[Tutor] question about removing items from a list

Wed, 15 Aug 2001 01:57:01 +0100

On 14 Aug 2001, at 17:42, John Kenyon wrote:

> Can anyone explain why the following works the way it does?
> 
> >>>lista = ['a', 'b', 'c', 'd']
> >>>for item in lista:
> ...	lista.remove(item)
> ...
> >>>lista
> ['b', 'd']
> 

This is happening because of the way the for loop works.

It keeps on running until it gets to the end of the list. It keeps a 
counter (starting at 0), and increments it until it gets to the end of 
the list (or, more formally, until counter >= length of list).

So what's happening?

This is your list:

lista = ['a', 'b', 'c', 'd']

The loop starts off, providing lista[0] as item. 0 is the counter. So 
we enter the loop, with the following information:

lista = ['a', 'b', 'c', 'd']
internal_counter = 0
item = 'a'

You then remove item from lista. When the loop has finished, this 
is the state of the objects.

lista = ['b', 'c', 'd']
internal_counter = 0
item = 'a'

Now the loop increments it's internal counter and checks that it 
hasn't gone past the last element in the list. The counter is 1, and 
the length of the list is 3, so everything is still OK.

So at the beginning of the next loop, the list looks like this:
lista = ['b', 'c', 'd']
internal_counter = 1
item = 'c'

This might make things clearer. Since 'a' is gone, all the other 
elements have shifted up by one. However, the counter also 
increments, so we've skipped over 'b' and gone to 'c'.

At the beginning of the next loop, the counter is incremented to 2, 
and the list has only got two elements left, 'b' and 'd' (which are 
indexed 0 and 1 respectively).

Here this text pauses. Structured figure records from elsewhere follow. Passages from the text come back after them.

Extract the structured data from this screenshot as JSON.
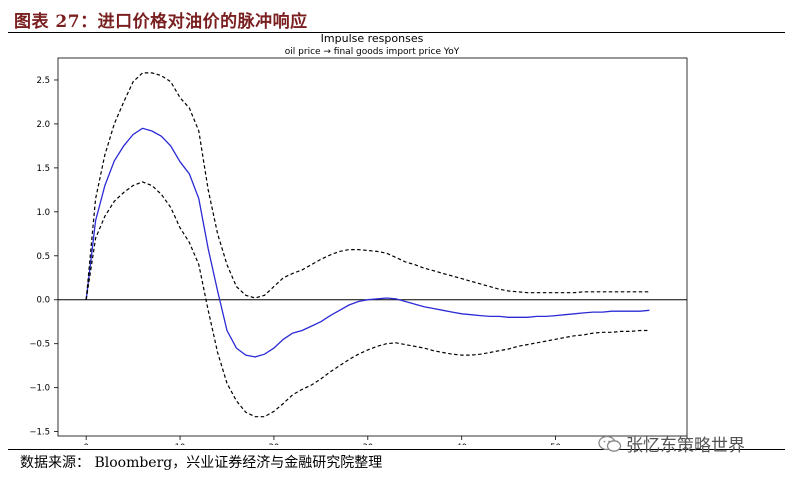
{
  "figure_title": "图表 27：进口价格对油价的脉冲响应",
  "source_note": "数据来源：  Bloomberg，兴业证券经济与金融研究院整理",
  "watermark": "张忆东策略世界",
  "chart_data": {
    "type": "line",
    "title": "Impulse responses",
    "subtitle": "oil price → final goods import price YoY",
    "xlabel": "",
    "ylabel": "",
    "xlim": [
      -3,
      64
    ],
    "ylim": [
      -1.55,
      2.75
    ],
    "x_ticks": [
      0,
      10,
      20,
      30,
      40,
      50
    ],
    "y_ticks": [
      -1.5,
      -1.0,
      -0.5,
      0.0,
      0.5,
      1.0,
      1.5,
      2.0,
      2.5
    ],
    "x_tick_labels": [
      "0",
      "10",
      "20",
      "30",
      "40",
      "50"
    ],
    "y_tick_labels": [
      "−1.5",
      "−1.0",
      "−0.5",
      "0.0",
      "0.5",
      "1.0",
      "1.5",
      "2.0",
      "2.5"
    ],
    "reference_line": 0,
    "colors": {
      "response": "#2b2bd6",
      "bands": "#000000",
      "zero": "#000000"
    },
    "series": [
      {
        "role": "response",
        "style": "solid",
        "x": [
          0,
          1,
          2,
          3,
          4,
          5,
          6,
          7,
          8,
          9,
          10,
          11,
          12,
          13,
          14,
          15,
          16,
          17,
          18,
          19,
          20,
          21,
          22,
          23,
          24,
          25,
          26,
          27,
          28,
          29,
          30,
          31,
          32,
          33,
          34,
          35,
          36,
          37,
          38,
          39,
          40,
          41,
          42,
          43,
          44,
          45,
          46,
          47,
          48,
          49,
          50,
          51,
          52,
          53,
          54,
          55,
          56,
          57,
          58,
          59,
          60
        ],
        "y": [
          0.0,
          0.9,
          1.3,
          1.58,
          1.75,
          1.88,
          1.95,
          1.92,
          1.86,
          1.75,
          1.57,
          1.43,
          1.15,
          0.58,
          0.1,
          -0.35,
          -0.55,
          -0.63,
          -0.65,
          -0.62,
          -0.55,
          -0.45,
          -0.38,
          -0.35,
          -0.3,
          -0.25,
          -0.18,
          -0.12,
          -0.06,
          -0.02,
          0.0,
          0.01,
          0.02,
          0.01,
          -0.02,
          -0.05,
          -0.08,
          -0.1,
          -0.12,
          -0.14,
          -0.16,
          -0.17,
          -0.18,
          -0.19,
          -0.19,
          -0.2,
          -0.2,
          -0.2,
          -0.19,
          -0.19,
          -0.18,
          -0.17,
          -0.16,
          -0.15,
          -0.14,
          -0.14,
          -0.13,
          -0.13,
          -0.13,
          -0.13,
          -0.12
        ]
      },
      {
        "role": "upper-band",
        "style": "dashed",
        "x": [
          0,
          1,
          2,
          3,
          4,
          5,
          6,
          7,
          8,
          9,
          10,
          11,
          12,
          13,
          14,
          15,
          16,
          17,
          18,
          19,
          20,
          21,
          22,
          23,
          24,
          25,
          26,
          27,
          28,
          29,
          30,
          31,
          32,
          33,
          34,
          35,
          36,
          37,
          38,
          39,
          40,
          41,
          42,
          43,
          44,
          45,
          46,
          47,
          48,
          49,
          50,
          51,
          52,
          53,
          54,
          55,
          56,
          57,
          58,
          59,
          60
        ],
        "y": [
          0.0,
          1.15,
          1.65,
          2.0,
          2.25,
          2.48,
          2.58,
          2.58,
          2.55,
          2.48,
          2.3,
          2.18,
          1.92,
          1.25,
          0.75,
          0.4,
          0.15,
          0.05,
          0.02,
          0.05,
          0.15,
          0.25,
          0.3,
          0.34,
          0.4,
          0.46,
          0.51,
          0.55,
          0.57,
          0.57,
          0.56,
          0.55,
          0.53,
          0.48,
          0.43,
          0.4,
          0.36,
          0.33,
          0.3,
          0.27,
          0.24,
          0.21,
          0.18,
          0.15,
          0.12,
          0.1,
          0.09,
          0.08,
          0.08,
          0.08,
          0.08,
          0.08,
          0.08,
          0.09,
          0.09,
          0.09,
          0.09,
          0.09,
          0.09,
          0.09,
          0.09
        ]
      },
      {
        "role": "lower-band",
        "style": "dashed",
        "x": [
          0,
          1,
          2,
          3,
          4,
          5,
          6,
          7,
          8,
          9,
          10,
          11,
          12,
          13,
          14,
          15,
          16,
          17,
          18,
          19,
          20,
          21,
          22,
          23,
          24,
          25,
          26,
          27,
          28,
          29,
          30,
          31,
          32,
          33,
          34,
          35,
          36,
          37,
          38,
          39,
          40,
          41,
          42,
          43,
          44,
          45,
          46,
          47,
          48,
          49,
          50,
          51,
          52,
          53,
          54,
          55,
          56,
          57,
          58,
          59,
          60
        ],
        "y": [
          0.0,
          0.7,
          0.95,
          1.12,
          1.22,
          1.3,
          1.34,
          1.3,
          1.2,
          1.05,
          0.82,
          0.65,
          0.4,
          -0.12,
          -0.6,
          -0.95,
          -1.15,
          -1.28,
          -1.33,
          -1.33,
          -1.27,
          -1.18,
          -1.08,
          -1.02,
          -0.97,
          -0.9,
          -0.82,
          -0.75,
          -0.68,
          -0.62,
          -0.57,
          -0.53,
          -0.5,
          -0.49,
          -0.51,
          -0.53,
          -0.55,
          -0.58,
          -0.6,
          -0.62,
          -0.63,
          -0.63,
          -0.62,
          -0.6,
          -0.58,
          -0.56,
          -0.53,
          -0.51,
          -0.49,
          -0.47,
          -0.45,
          -0.43,
          -0.41,
          -0.4,
          -0.38,
          -0.37,
          -0.37,
          -0.36,
          -0.36,
          -0.35,
          -0.35
        ]
      }
    ]
  }
}
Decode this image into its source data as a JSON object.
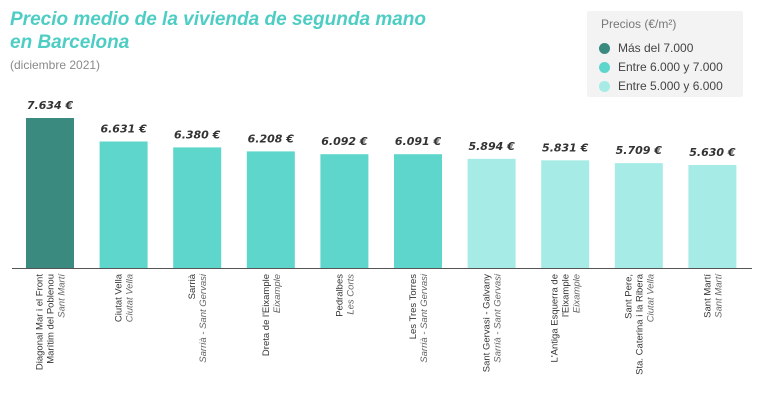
{
  "title_lines": [
    "Precio medio de la vivienda de segunda mano",
    "en Barcelona"
  ],
  "subtitle": "(diciembre 2021)",
  "legend": {
    "title": "Precios (€/m²)",
    "items": [
      {
        "label": "Más del 7.000",
        "color": "#3a8a80"
      },
      {
        "label": "Entre 6.000 y 7.000",
        "color": "#5fd6cb"
      },
      {
        "label": "Entre 5.000 y 6.000",
        "color": "#a7ebe6"
      }
    ]
  },
  "chart_data": {
    "type": "bar",
    "unit": "€/m²",
    "bars": [
      {
        "lines": [
          "Diagonal Mar i el Front",
          "Marítim del Poblenou"
        ],
        "district": "Sant Martí",
        "value": 7634,
        "label": "7.634 €",
        "color": "#3a8a80"
      },
      {
        "lines": [
          "Ciutat Vella"
        ],
        "district": "Ciutat Vella",
        "value": 6631,
        "label": "6.631 €",
        "color": "#5fd6cb"
      },
      {
        "lines": [
          "Sarrià"
        ],
        "district": "Sarrià - Sant Gervasi",
        "value": 6380,
        "label": "6.380 €",
        "color": "#5fd6cb"
      },
      {
        "lines": [
          "Dreta de l'Eixample"
        ],
        "district": "Eixample",
        "value": 6208,
        "label": "6.208 €",
        "color": "#5fd6cb"
      },
      {
        "lines": [
          "Pedralbes"
        ],
        "district": "Les Corts",
        "value": 6092,
        "label": "6.092 €",
        "color": "#5fd6cb"
      },
      {
        "lines": [
          "Les Tres Torres"
        ],
        "district": "Sarrià - Sant Gervasi",
        "value": 6091,
        "label": "6.091 €",
        "color": "#5fd6cb"
      },
      {
        "lines": [
          "Sant Gervasi - Galvany"
        ],
        "district": "Sarrià - Sant Gervasi",
        "value": 5894,
        "label": "5.894 €",
        "color": "#a7ebe6"
      },
      {
        "lines": [
          "L'Antiga Esquerra de",
          "l'Eixample"
        ],
        "district": "Eixample",
        "value": 5831,
        "label": "5.831 €",
        "color": "#a7ebe6"
      },
      {
        "lines": [
          "Sant Pere,",
          "Sta. Caterina i la Ribera"
        ],
        "district": "Ciutat Vella",
        "value": 5709,
        "label": "5.709 €",
        "color": "#a7ebe6"
      },
      {
        "lines": [
          "Sant Martí"
        ],
        "district": "Sant Martí",
        "value": 5630,
        "label": "5.630 €",
        "color": "#a7ebe6"
      }
    ]
  }
}
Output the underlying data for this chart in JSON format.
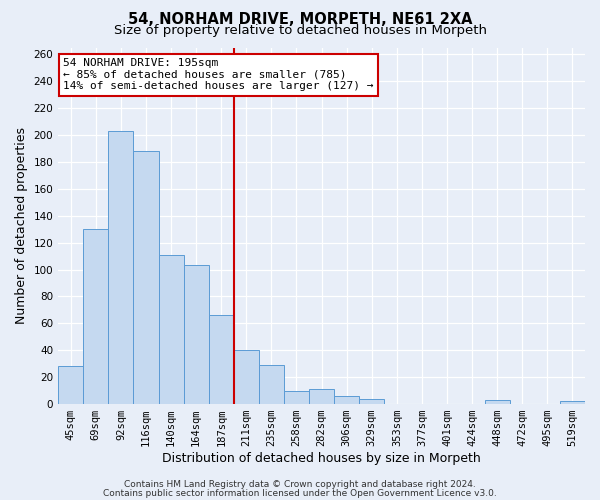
{
  "title": "54, NORHAM DRIVE, MORPETH, NE61 2XA",
  "subtitle": "Size of property relative to detached houses in Morpeth",
  "xlabel": "Distribution of detached houses by size in Morpeth",
  "ylabel": "Number of detached properties",
  "categories": [
    "45sqm",
    "69sqm",
    "92sqm",
    "116sqm",
    "140sqm",
    "164sqm",
    "187sqm",
    "211sqm",
    "235sqm",
    "258sqm",
    "282sqm",
    "306sqm",
    "329sqm",
    "353sqm",
    "377sqm",
    "401sqm",
    "424sqm",
    "448sqm",
    "472sqm",
    "495sqm",
    "519sqm"
  ],
  "values": [
    28,
    130,
    203,
    188,
    111,
    103,
    66,
    40,
    29,
    10,
    11,
    6,
    4,
    0,
    0,
    0,
    0,
    3,
    0,
    0,
    2
  ],
  "bar_color": "#c5d9f0",
  "bar_edge_color": "#5b9bd5",
  "vline_index": 7,
  "vline_color": "#cc0000",
  "annotation_text": "54 NORHAM DRIVE: 195sqm\n← 85% of detached houses are smaller (785)\n14% of semi-detached houses are larger (127) →",
  "annotation_box_color": "#ffffff",
  "annotation_box_edge_color": "#cc0000",
  "ylim": [
    0,
    265
  ],
  "yticks": [
    0,
    20,
    40,
    60,
    80,
    100,
    120,
    140,
    160,
    180,
    200,
    220,
    240,
    260
  ],
  "footer_line1": "Contains HM Land Registry data © Crown copyright and database right 2024.",
  "footer_line2": "Contains public sector information licensed under the Open Government Licence v3.0.",
  "background_color": "#e8eef8",
  "grid_color": "#ffffff",
  "title_fontsize": 10.5,
  "subtitle_fontsize": 9.5,
  "axis_label_fontsize": 9,
  "tick_fontsize": 7.5,
  "annotation_fontsize": 8,
  "footer_fontsize": 6.5
}
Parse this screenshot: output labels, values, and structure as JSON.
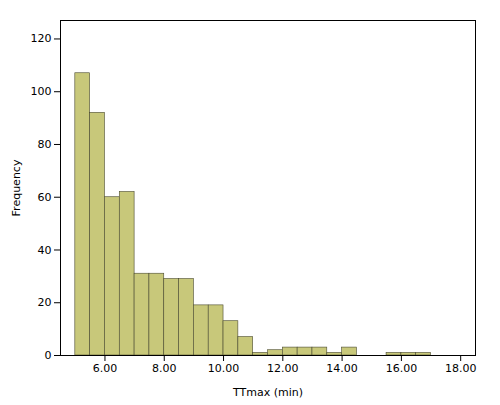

Since 2 is larger than the last index, 
it quits the loop.

So how might you want to write that code? A 'better' way would be 
like this:

>>> lista = ['a', 'b', 'c', 'd']
>>> while lista:
...     lista.pop(0)
...
'a'
'b'
'c'
'd'
>>> lista
[]

An even better way would be like this:

del lista[:]

That would delete all items within the list. Doing 'del lista' would 
simply delete the list itself.

HTH,
Allan.